NEW YORK — Oil prices could be headed lower after the preliminary nuclear deal between Iran and six world powers, even though it does not allow Iran to export more oil.
In the short term, the deal may make it easier for Iran to sell the oil it is already allowed to sell under sanctions, which would increase supplies on the world market. And the newfound cooperation between Iran and the West eases tensions that pushed oil prices higher in recent years.
But the deal, described by both sides as only a first step, raises the possibility that a more comprehensive agreement would eventually allow Iran to restore oil production to pre-sanctions levels. That could add 1 million barrels per day of oil to world markets — enough to meet the entire global growth in demand for 2014 projected by the International Energy Agency.
“The initial reaction is going to be a more stable oil market,” says Anthony Cordesman, a Middle East and energy expert at the Center for Strategic and International Studies in Washington. “But everything will depend on if there’s a final agreement and how it is implemented.”
Iran reached an agreement Sunday with the U.S. and five other world powers to freeze its nuclear program for six months while the two sides work on a more permanent deal covering Iran’s development of nuclear technology. In exchange, some sanctions against Iran will be relieved, and it will get access to some frozen overseas assets, including $4.2 billion in oil revenue.

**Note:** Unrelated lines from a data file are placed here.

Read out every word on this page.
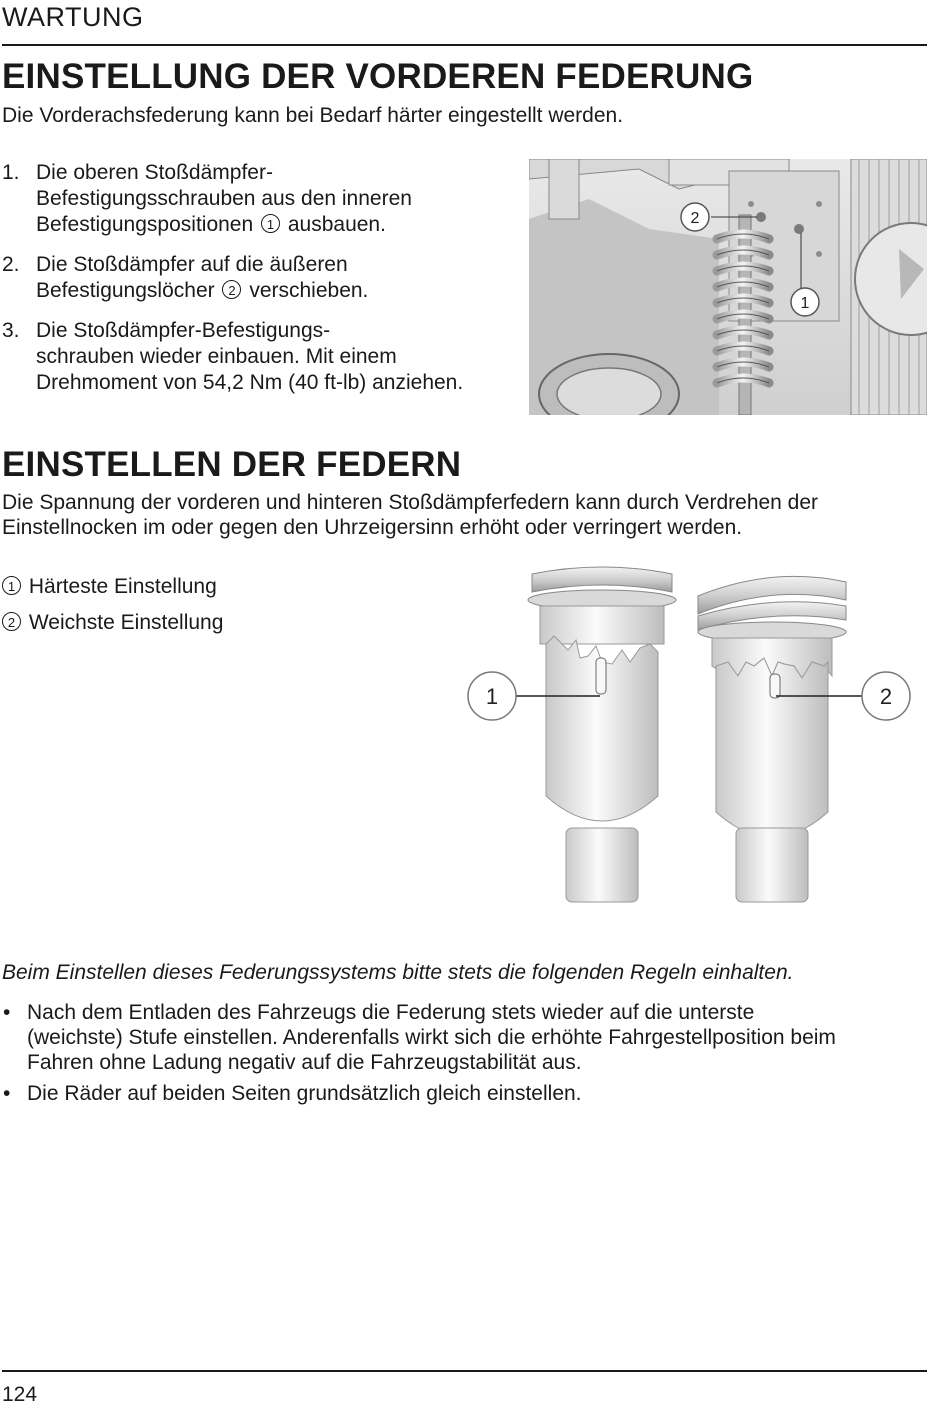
WARTUNG
EINSTELLUNG DER VORDEREN FEDERUNG

Die Vorderachsfederung kann bei Bedarf härter eingestellt werden.

1. Die oberen Stoßdämpfer-
Befestigungsschrauben aus den inneren
Befestigungspositionen 1 ausbauen.
2. Die Stoßdämpfer auf die äußeren
Befestigungslöcher 2 verschieben.
3. Die Stoßdämpfer-Befestigungs-
schrauben wieder einbauen. Mit einem
Drehmoment von 54,2 Nm (40 ft-lb) anziehen.
2
1
EINSTELLEN DER FEDERN

Die Spannung der vorderen und hinteren Stoßdämpferfedern kann durch Verdrehen der
Einstellnocken im oder gegen den Uhrzeigersinn erhöht oder verringert werden.

1 Härteste Einstellung
2 Weichste Einstellung
1	2
Beim Einstellen dieses Federungssystems bitte stets die folgenden Regeln einhalten.
• Nach dem Entladen des Fahrzeugs die Federung stets wieder auf die unterste
(weichste) Stufe einstellen. Anderenfalls wirkt sich die erhöhte Fahrgestellposition beim
Fahren ohne Ladung negativ auf die Fahrzeugstabilität aus.
• Die Räder auf beiden Seiten grundsätzlich gleich einstellen.
124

Kevin Book, an analyst at ClearView Energy Partners in Washington, predicts the price of Brent Crude, an international benchmark used to price oil used by many U.S. refineries, could fall to $90 a barrel by the end of next year if talks yield a final agreement. That’s 19 percent below Brent’s level Monday, where it closed down 5 cents at $111 a barrel.
Analysts caution, though, that if talks on a final deal fall apart — or even appear to be faltering — oil could instead rocket higher. Iran and the West have been seemingly close to an agreement on nuclear issues in the past, only to abandon talks and descend deeper into acrimony.
“Even the slightest hint of an unraveling of the Geneva accord could restore a vibrant risk premium to crude,” Book says.
But oil prices appear to be headed lower for now, in part because the prospect of more Iranian oil is coming at a time when production is rising in the U.S., Canada and elsewhere, helping global supply growth outpace the growth in demand. The average price of Brent crude so far this year is 3 percent below last year’s average, and it’s on track for its lowest average price since 2010.
Lower prices of Brent crude have helped reduce U.S. retail gasoline prices this year, which are also on track for their lowest annual average since 2010. A further reduction in oil prices could bring additional relief to drivers.
“The perception, whether accurate or not, that next year’s surplus could be supplemented by additional Iranian barrels will be bearish for prices,” says Judith Dwarkin, director of energy research at ITG Investment Research.
Iran produces 2.7 million barrels of oil per day, 3 percent of world demand that averages 91 million barrels per day. Iran was once the world’s third-largest oil exporter, but since 2012, when Western nations expanded economic sanctions against the country to include oil, its exports have dropped 60 percent to less than 1 million barrels per day. Limited exports were allowed to continue to some countries, especially in Asia, that rely on Iranian crude.
This weekend’s preliminary deal does not change those sanctions, which the White House says cost Iran up to $5 billion per month. The deal, the White House says, allows “purchases of Iranian oil to remain at their currently significantly reduced levels.”
But the Geneva deal may make it easier for Iran to sell the oil allowed under the sanctions. ClearView’s Book estimates that Iran could increase sales by about 285,000 barrels per day over the next month before reaching the 1 million barrel per day limit allowed by the sanctions.
While modest, that could help lower global prices by making up for a sharp drop in Libyan crude exports in recent months caused by civil unrest.
The simple fact that the two sides reached any agreement at all will also help reduce prices. Oil has been more expensive in recent years in part because traders worried that the heightened tensions between Iran and the West would lead to a sudden interruption of oil supplies. Iran in the past has threatened to block or attack oil shipments through the Strait of Hormuz, a narrow passage in the Persian Gulf through which one-fifth of the world’s oil passes.
Also, traders worried that the West would further tighten limits on Iran’s oil exports. While those limits won’t be loosening soon, the threat of even less Iranian oil on the world market has all but evaporated — for now.